A more intuitive way of approaching a complex task like QA is to use deep learning to deconstruct a task into a sequence of simpler steps, much the way that people do. Motivated by this direction, recent research has created a new learning paradigm called Neural Program Induction. Using this technique, an AI model can be taught to procedurally decompose a complex task into a program – i.e. a sequence of atomic actions, which upon execution, lead to the answer. To-date, research on Neural Program Induction has been limited to simpler tasks like sorting, addition of numbers, or simple multi-hop QA over small database tables or knowledge bases. More importantly, it often includes an impractical assumption that the ground-truth program can be provided as supervision during training by an oracle.
Considering these limitations, we made the first attempt at training a model, Complex Imperative Program Induction from Terminal Rewards (CIPITR), to answer complex questions, without either of these constraints. First, the questions can be complex, sometimes requiring up to 7 – 12 steps of different types of reasoning. The reasoning can be logical, comparative or based on quantitative analysis. Second, the questions need to be answered based on a large-scale knowledge base of over 50 million facts. Third, and most importantly, the model is trained with only the question-answer pairs as supervision and can learn to induce a program without the need for the oracle program during training.

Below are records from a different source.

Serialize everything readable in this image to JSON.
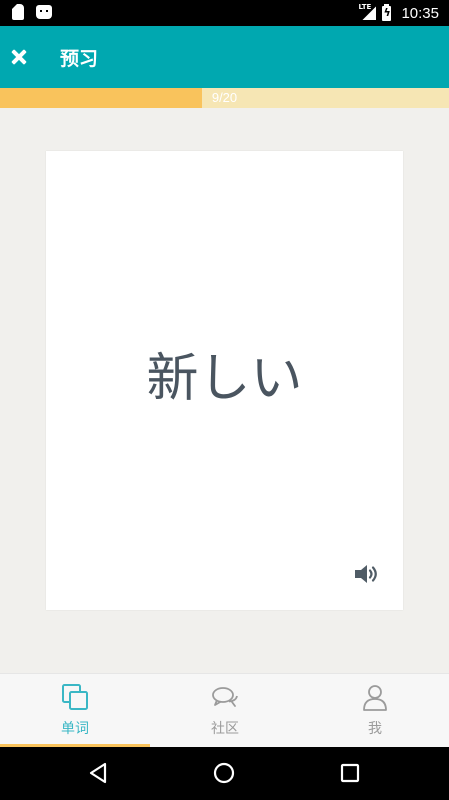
{
  "status_bar": {
    "time": "10:35",
    "network_label": "LTE"
  },
  "app_bar": {
    "title": "预习"
  },
  "progress": {
    "current": 9,
    "total": 20,
    "label": "9/20",
    "fraction": 0.45
  },
  "card": {
    "word": "新しい"
  },
  "bottom_nav": {
    "items": [
      {
        "label": "单词",
        "icon": "cards-icon",
        "active": true
      },
      {
        "label": "社区",
        "icon": "chat-icon",
        "active": false
      },
      {
        "label": "我",
        "icon": "person-icon",
        "active": false
      }
    ]
  },
  "colors": {
    "primary": "#00a8b0",
    "progress_fill": "#f9c35c",
    "progress_track": "#f6e6b4",
    "active_tab": "#3ab7c5",
    "inactive_tab": "#9b9b9b",
    "word_text": "#4a5560",
    "background": "#f1f0ed"
  }
}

For a complex question like “How many investors purchased restricted stock within a quarter of opening their account?” the model has to first understand that the query is talking about concepts like “investors,” “restricted stock,” and “quarter,” as well as relations between concepts like “purchased” and “opening.” The concepts are then map them to facts in the financial knowledge base. Even when this is done perfectly, the number of possible programs induced can be huge (~10^19), out of which only a few can lead to the correct answer. For example, CIPITR has to first find out which investors opened an account, and then which of them purchased restricted stock. Next, it has to find the time of purchasing and opening an account, and then apply the time constraint, and finally count the number of such investors. Only if this decomposition is correct does the model reach the correct answer and get a positive reward. A similar example from the geography domain is illustrated in the figure by a question “How many rivers originate in China but flow through India?” Here the model needs to find an intersection between the set of rivers that originate in China and the ones that flow through India, and then find the size of this intersection set.
Figure 1 as shown in this paper: The steps of assembling a block switching. (a): Sub-models are trained individually. (b): The lower parts of sub-models are used to initialize parallel channels of block switching.

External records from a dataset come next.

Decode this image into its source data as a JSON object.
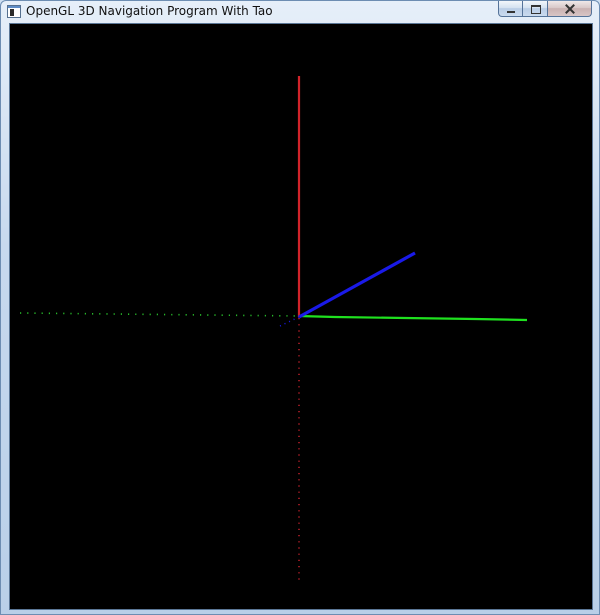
{
  "window": {
    "title": "OpenGL 3D Navigation Program With Tao",
    "icon": "application-window-icon"
  },
  "title_bar_buttons": {
    "minimize": "minimize-icon",
    "maximize": "maximize-icon",
    "close": "close-icon"
  },
  "scene": {
    "background_color": "#000000",
    "axes": {
      "y_axis_color": "#d2232a",
      "x_axis_color": "#1fe11f",
      "z_axis_color": "#1a1ae8",
      "positive_axes_style": "solid",
      "negative_axes_style": "dotted"
    }
  }
}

In order to pragmatically search in this combinatorial space of possible programs, the neural model has to incorporate generic programming rules, just as human programmers do, as symbolic constraints in its search. Along with that, it should also be able to incorporate task- or schema-level constraints to ensure that the programs generated are indeed consistent with the background knowledge base and can generate a meaningful answer. Marrying symbolic AI with neural reasoning in this way can exploit the best of both worlds: the power of representation of the neural models, while overcoming their inherent problem of making simple mistakes, or coming up with meaningless answers with the symbolic rules.
Overcoming these challenges, CIPITR scored at least three times higher than the competing systems for moderately complex queries requiring two to five step programs. And on one of the hardest class of queries (comparative reasoning) with five to ten steps, CIPITR outperformed state-of-the-art neural program induction models by a factor of 89 times.
These results make CIPITR one of the first successes in widening the applicability of complex program induction paradigms to various real-world settings by eliminating the need for supervision during training. And it also shows significant potential in pushing the frontiers of complex reasoning tasks in various settings, like answering questions or conversing strategically over multiple modalities (like text, images, or videos) in a more human-like fashion.
This research on Complex Program Induction for Querying Knowledge Bases in the Absence of Gold Programs has been published in MIT Press Journals, and was presented at the ACL 2019 Conference in Florence, Italy.